We have a multi-level house (meaning steps…steps up and steps down). Each child has their own basket that sits on the stairs (in order from oldest to youngest). As we pick up toys, socks, hair pins, laundry etc. during the day, I place the items in the appropriate basket. At the end of the day, I announce for everyone to take their stair basket to their room and put everything in it away. The farm children then return the basket to the appropriate place on the steps and it’s ready to be filled again. This has cut down on a lot of arguments for us. The children know that if I put it in their basket I meant for them to put it away, whether it was their item or not.
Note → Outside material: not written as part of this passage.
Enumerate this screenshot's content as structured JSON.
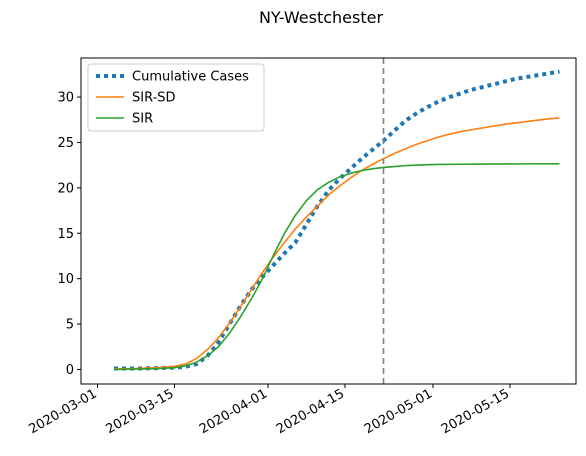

Each child has their own color or designed bath towel and wash cloth. This helps cut out any question of towel ownership. They all know each other’s pattern. I have extras but they usually use their assigned towel. The kids’ bathroom has a hook on the wall for each child’s towel and washcloth to hang after they’ve used it (I hate wet towels thrown in the dirty laundry pile). Their towels hang on the wall from oldest to youngest. (I told you I did everything oldest to youngest) until I’m ready to wash them.
Laundry-I have a chart on the cabinet door in the laundry room that shows how to separate the laundry (i.e. what goes together whites, towels, like colors, diapers), all the washer settings, and what detergent to use. When I have one of the older children go change laundry over for me, they don’t have to come ask me how, they look on the chart and all questions are eliminated. This helps me so much! It cuts out a few more “Mom! Mom!...”. Note: Our six year old can do laundry from start to finish all by herself…unless the laundry is in the very bottom of the washer, she can’t reach it, but she still tries. Our four year old knows how to do it but still just helps at this point. I love the laundry chart!
These are just a few ways I’ve organized to make life here in the farm house run more smoothly. It’s easy to say “I don’t have time to be organized.” I learned, I don’t have time not to be. Never fear those of you who are not as obsessed with organization as I. Take it one small step at a time. That’s what I did and that one step becomes HUGE as the family grows. I’d love to hear how you organize and run your house. Please share your stories with us.